By showing that the sunflower stars began to die closely after temperatures surged, the new research lends support to the hypothesis that heat did help trigger the outbreak.
"What's really exciting about this paper is the really strong correspondence between this temperature anomaly that occurred during that year when the sea stars started dying," Oregon State University associate environmental microbiology professor Rebecca Vega Thurber, who was not part of the research, told The New York Times.
Warmer temperatures have also been linked to the triggering of coral diseases, a fungus attacking frog and toad populations and the bacteria that wiped out two-thirds of saiga antelope, according to The New York Times and The Atlantic.
Keystone predator
The sunflower star once proliferated along the Pacific coast and was vitally important to the health of its environment.
"This thing was as common as a robin," Harvell told The Atlantic. "You would go on a dive and always see sunflower stars."
In fact, the three-foot-diameter predator that can grow up to 26 arms and hunt sea urchins, clams and snails at a speed of six inches a second is known as a a "keystone" predator because of the outsized impact its presence has on the ecosystem it inhabits. Since its decline, unculled sea urchin populations have already begun to wreak havoc on kelp forests.
"Kelp forests along the West Coast have been hit hard, and are likely to diminish further as these sunflower-star predators become extremely rare," Carol Blanchette from the University of California at Santa Barbara told The Atlantic.
Surprise funding
While the study's results are grim, the story of how it got its funding inspires a little more hope. When sixth-grade students at Carl Stuart Middle School in Conway, Arkansas learned about the sea star die-off five years ago, they felt inspired to do something about it, so they raised around $400 by making paper sea stars, complete with invented personalities, and asked people to adopt them for $1 each.
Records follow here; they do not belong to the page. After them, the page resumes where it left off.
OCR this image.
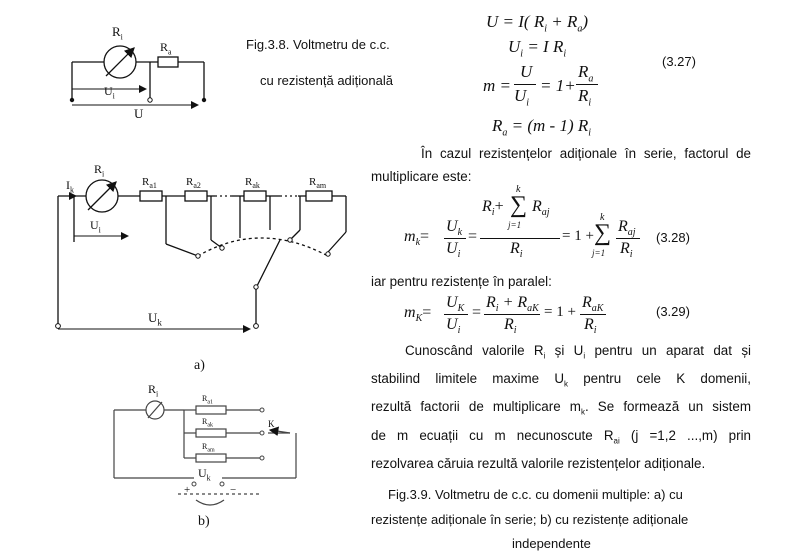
$R_i$
$R_a$
$U_i$
U
Fig.3.8. Voltmetru de c.c.
cu rezistență adițională
U = I( $R_i + R_a$)
$U_i = I$ $R_i$
m =
U
$U_i$
= 1+
$R_a$
$R_i$
$R_a = (m - 1)$ $R_i$
(3.27)
În cazul rezistențelor adiționale în serie, factorul de multiplicare este:
$m_k=$
$U_k$
$U_i$
=
$R_i+$
k
∑
j=1
$R_{aj}$
$R_i$
= 1 +
k
∑
j=1
$R_{aj}$
$R_i$
(3.28)
iar pentru rezistențe în paralel:
$m_K=$
$U_K$
$U_i$
=
$R_i + R_{aK}$
$R_i$
= 1 +
$R_{aK}$
$R_i$
(3.29)
Cunoscând valorile $R_i$ și $U_i$ pentru un aparat dat și
stabilind limitele maxime $U_k$ pentru cele K domenii,
rezultă factorii de multiplicare $m_k$. Se formează un sistem
de m ecuații cu m necunoscute $R_{ai}$ (j =1,2 ...,m) prin
rezolvarea căruia rezultă valorile rezistențelor adiționale.
Fig.3.9. Voltmetru de c.c. cu domenii multiple: a) cu
rezistențe adiționale în serie; b) cu rezistențe adiționale
independente
$I_k$
$R_i$
$R_{a1}$	$R_{a2}$	$R_{ak}$	$R_{am}$
$U_i$
$U_k$
a)
$R_i$
$R_{a1}$
$R_{ak}$
$R_{am}$
K
$U_k$
+	−
b)
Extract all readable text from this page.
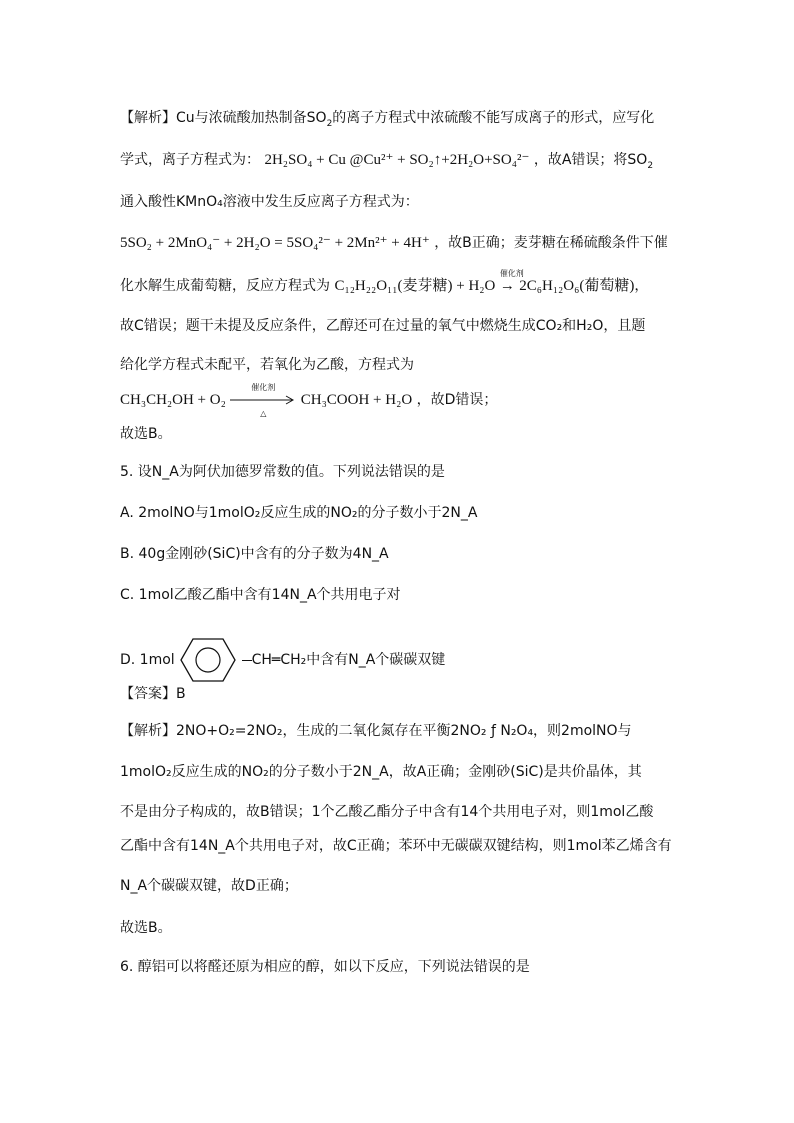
【解析】Cu与浓硫酸加热制备$SO_2$的离子方程式中浓硫酸不能写成离子的形式，应写化
学式，离子方程式为： 2H₂SO₄ + Cu @Cu²⁺ + SO₂↑+2H₂O+SO₄²⁻ ，故A错误；将$SO_2$
通入酸性KMnO₄溶液中发生反应离子方程式为：
5SO₂ + 2MnO₄⁻ + 2H₂O = 5SO₄²⁻ + 2Mn²⁺ + 4H⁺ ，故B正确；麦芽糖在稀硫酸条件下催
化水解生成葡萄糖，反应方程式为 C₁₂H₂₂O₁₁(麦芽糖) + H₂O
催化剂
→ 2C₆H₁₂O₆(葡萄糖)，
故C错误；题干未提及反应条件，乙醇还可在过量的氧气中燃烧生成CO₂和H₂O，且题
给化学方程式未配平，若氧化为乙酸，方程式为
CH₃CH₂OH + O₂
催化剂
△
CH₃COOH + H₂O ，故D错误；
故选B。
5. 设N_A为阿伏加德罗常数的值。下列说法错误的是
A. 2molNO与1molO₂反应生成的NO₂的分子数小于2N_A
B. 40g金刚砂(SiC)中含有的分子数为4N_A
C. 1mol乙酸乙酯中含有14N_A个共用电子对
D. 1mol	CH═CH₂中含有N_A个碳碳双键
【答案】B
【解析】2NO+O₂=2NO₂，生成的二氧化氮存在平衡2NO₂ ƒ N₂O₄，则2molNO与
1molO₂反应生成的NO₂的分子数小于2N_A，故A正确；金刚砂(SiC)是共价晶体，其
不是由分子构成的，故B错误；1个乙酸乙酯分子中含有14个共用电子对，则1mol乙酸
乙酯中含有14N_A个共用电子对，故C正确；苯环中无碳碳双键结构，则1mol苯乙烯含有
N_A个碳碳双键，故D正确；
故选B。
6. 醇铝可以将醛还原为相应的醇，如以下反应，下列说法错误的是
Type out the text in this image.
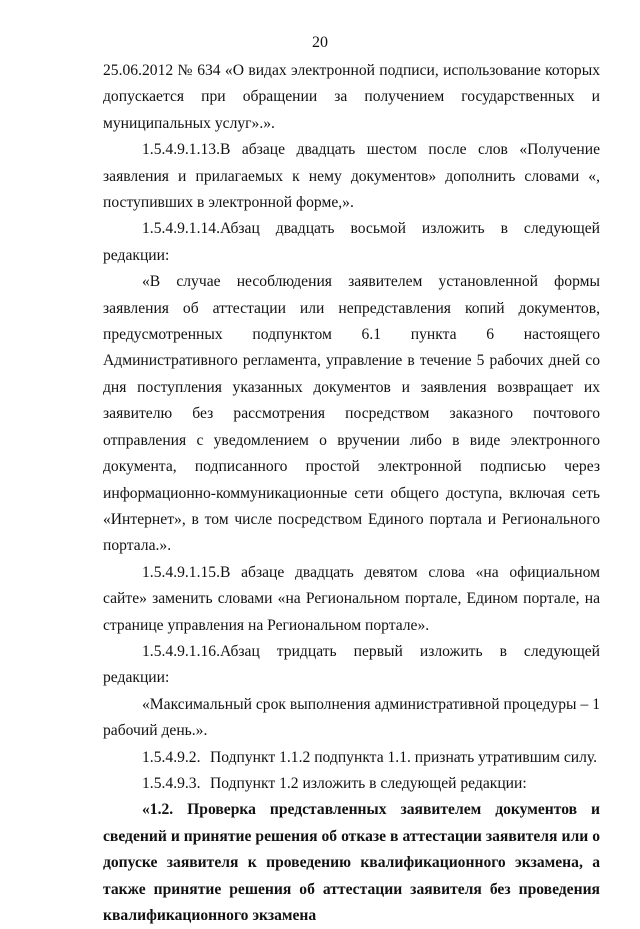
20

25.06.2012 № 634 «О видах электронной подписи, использование которых допускается при обращении за получением государственных и муниципальных услуг».».

1.5.4.9.1.13.В абзаце двадцать шестом после слов «Получение заявления и прилагаемых к нему документов» дополнить словами «, поступивших в электронной форме,».

1.5.4.9.1.14.Абзац двадцать восьмой изложить в следующей редакции:

«В случае несоблюдения заявителем установленной формы заявления об аттестации или непредставления копий документов, предусмотренных подпунктом 6.1 пункта 6 настоящего Административного регламента, управление в течение 5 рабочих дней со дня поступления указанных документов и заявления возвращает их заявителю без рассмотрения посредством заказного почтового отправления с уведомлением о вручении либо в виде электронного документа, подписанного простой электронной подписью через информационно-коммуникационные сети общего доступа, включая сеть «Интернет», в том числе посредством Единого портала и Регионального портала.».

1.5.4.9.1.15.В абзаце двадцать девятом слова «на официальном сайте» заменить словами «на Региональном портале, Едином портале, на странице управления на Региональном портале».

1.5.4.9.1.16.Абзац тридцать первый изложить в следующей редакции:

«Максимальный срок выполнения административной процедуры – 1 рабочий день.».

1.5.4.9.2. Подпункт 1.1.2 подпункта 1.1. признать утратившим силу.

1.5.4.9.3. Подпункт 1.2 изложить в следующей редакции:

«1.2. Проверка представленных заявителем документов и сведений и принятие решения об отказе в аттестации заявителя или о допуске заявителя к проведению квалификационного экзамена, а также принятие решения об аттестации заявителя без проведения квалификационного экзамена
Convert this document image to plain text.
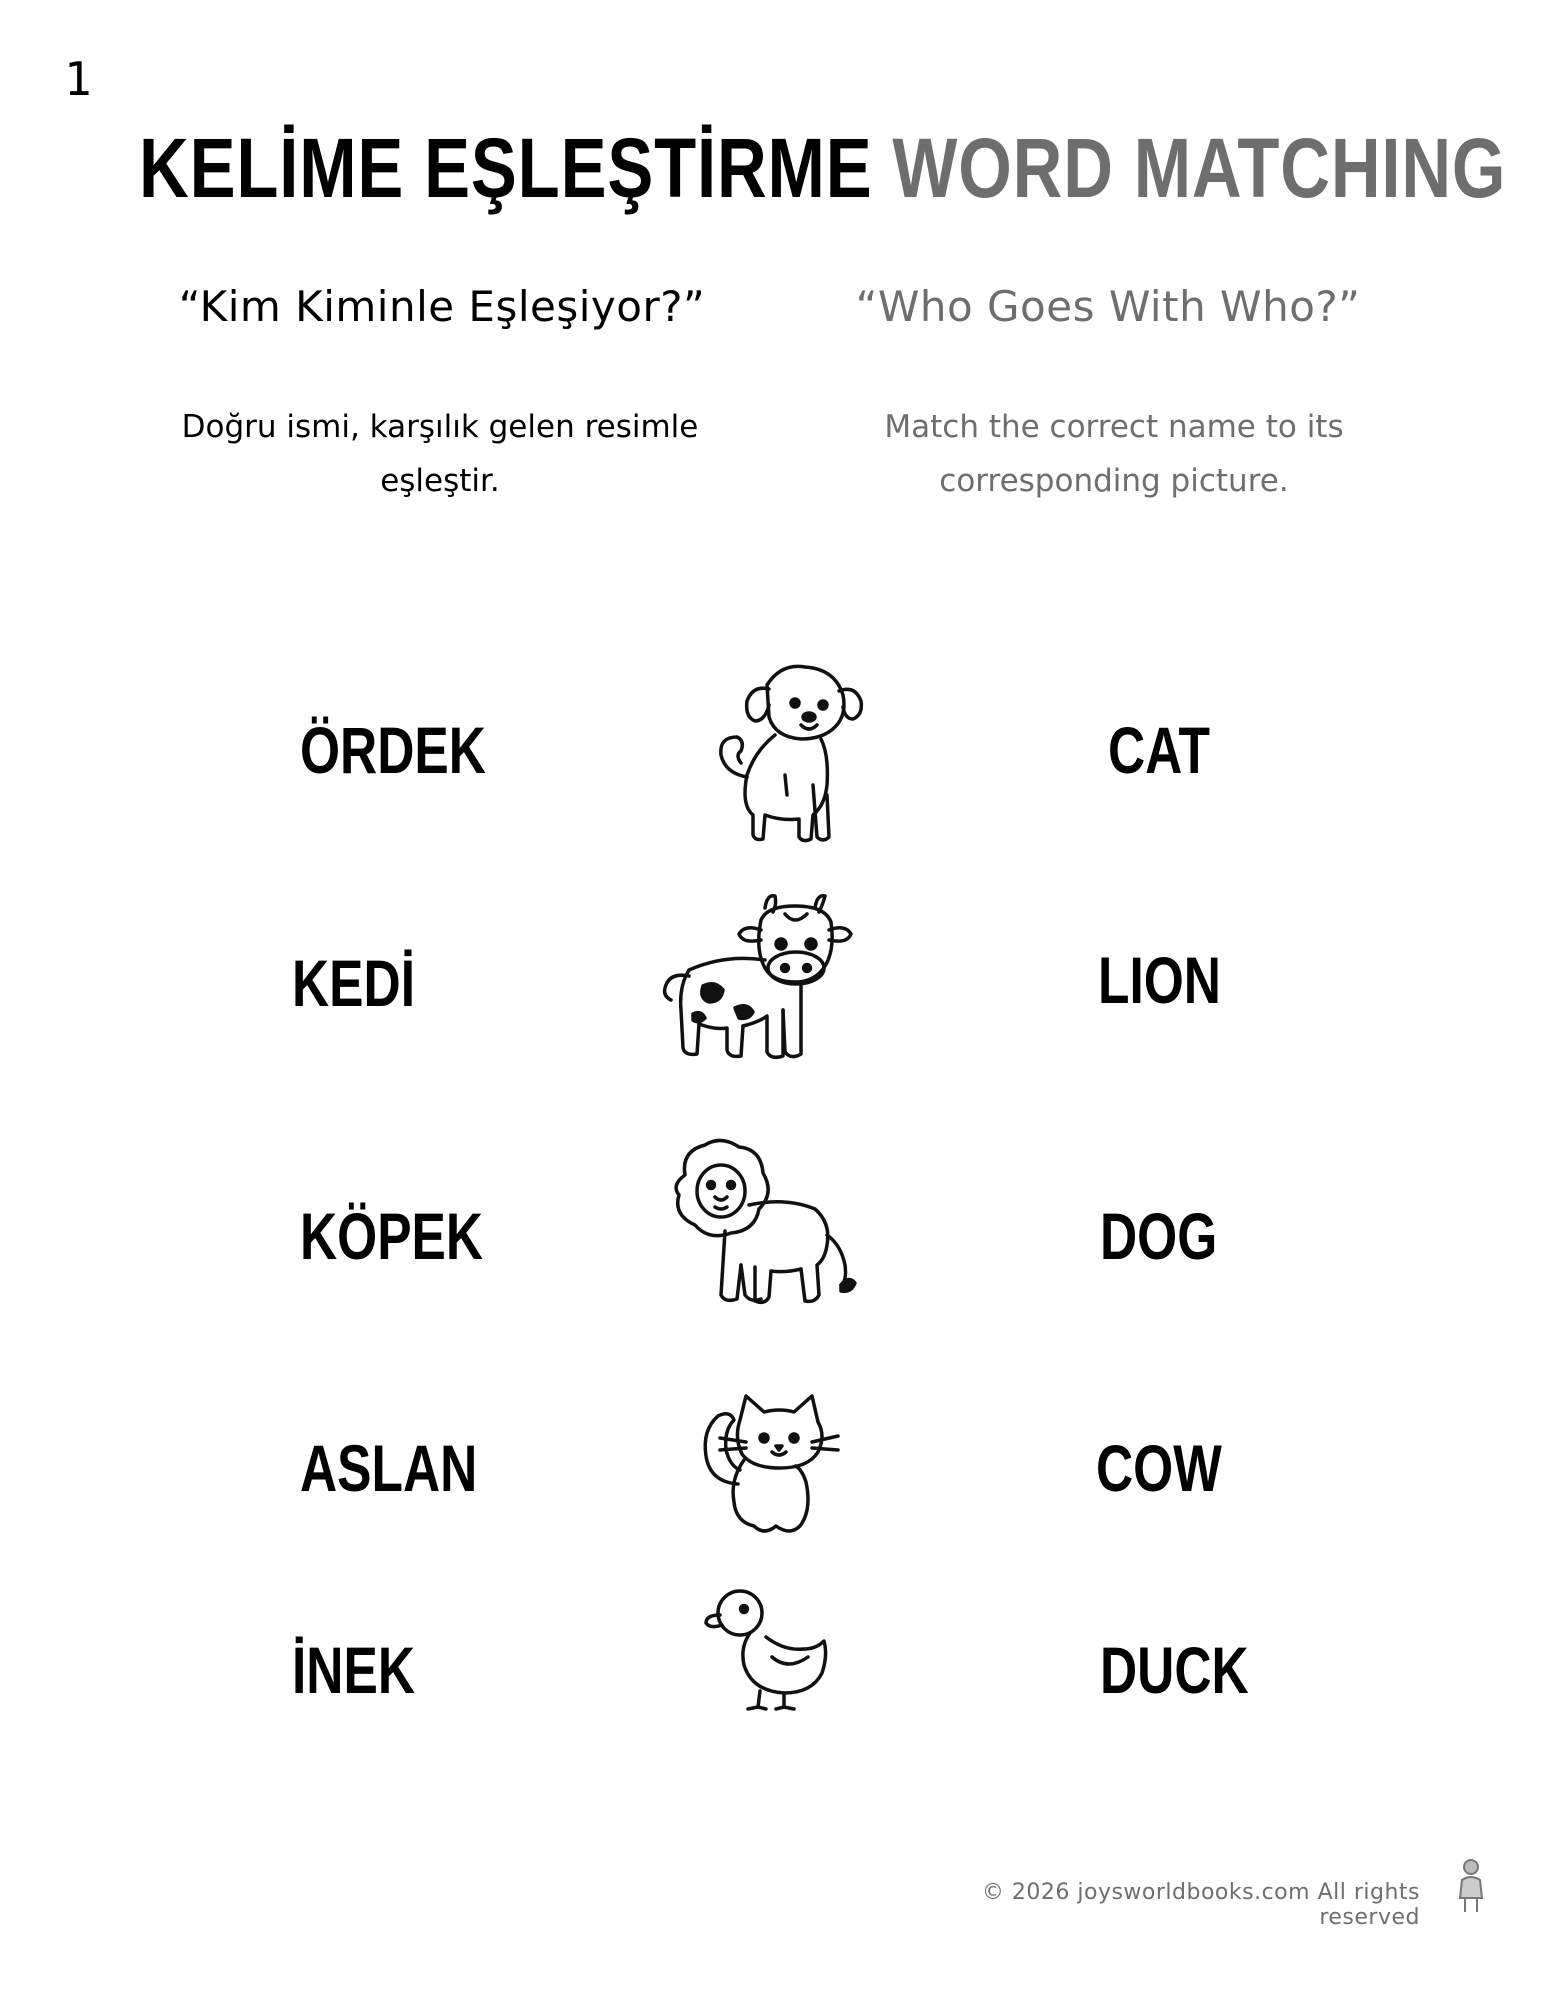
1
KELİME EŞLEŞTİRME WORD MATCHING
“Kim Kiminle Eşleşiyor?”	“Who Goes With Who?”
Doğru ismi, karşılık gelen resimle
eşleştir.
Match the correct name to its
corresponding picture.
ÖRDEK
KEDİ
KÖPEK
ASLAN
İNEK
CAT
LION
DOG
COW
DUCK
© 2026 joysworldbooks.com All rights reserved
"We don't have an ocean anywhere close by," their teacher Vickie Bailey, now retired, told The Guardian. "The students knew that they would never go to the coast, they would probably never get to see this type of starfish, but they were so passionate about what was happening."
The students then sent what they had raised to Harvell at Cornell.
"I almost cried, I was so touched," Harvell told The Guardian. "So I matched it with $400 of my own and then one of our donors here put in a bigger amount of money and that's basically the funding that allowed us to do the initial survey."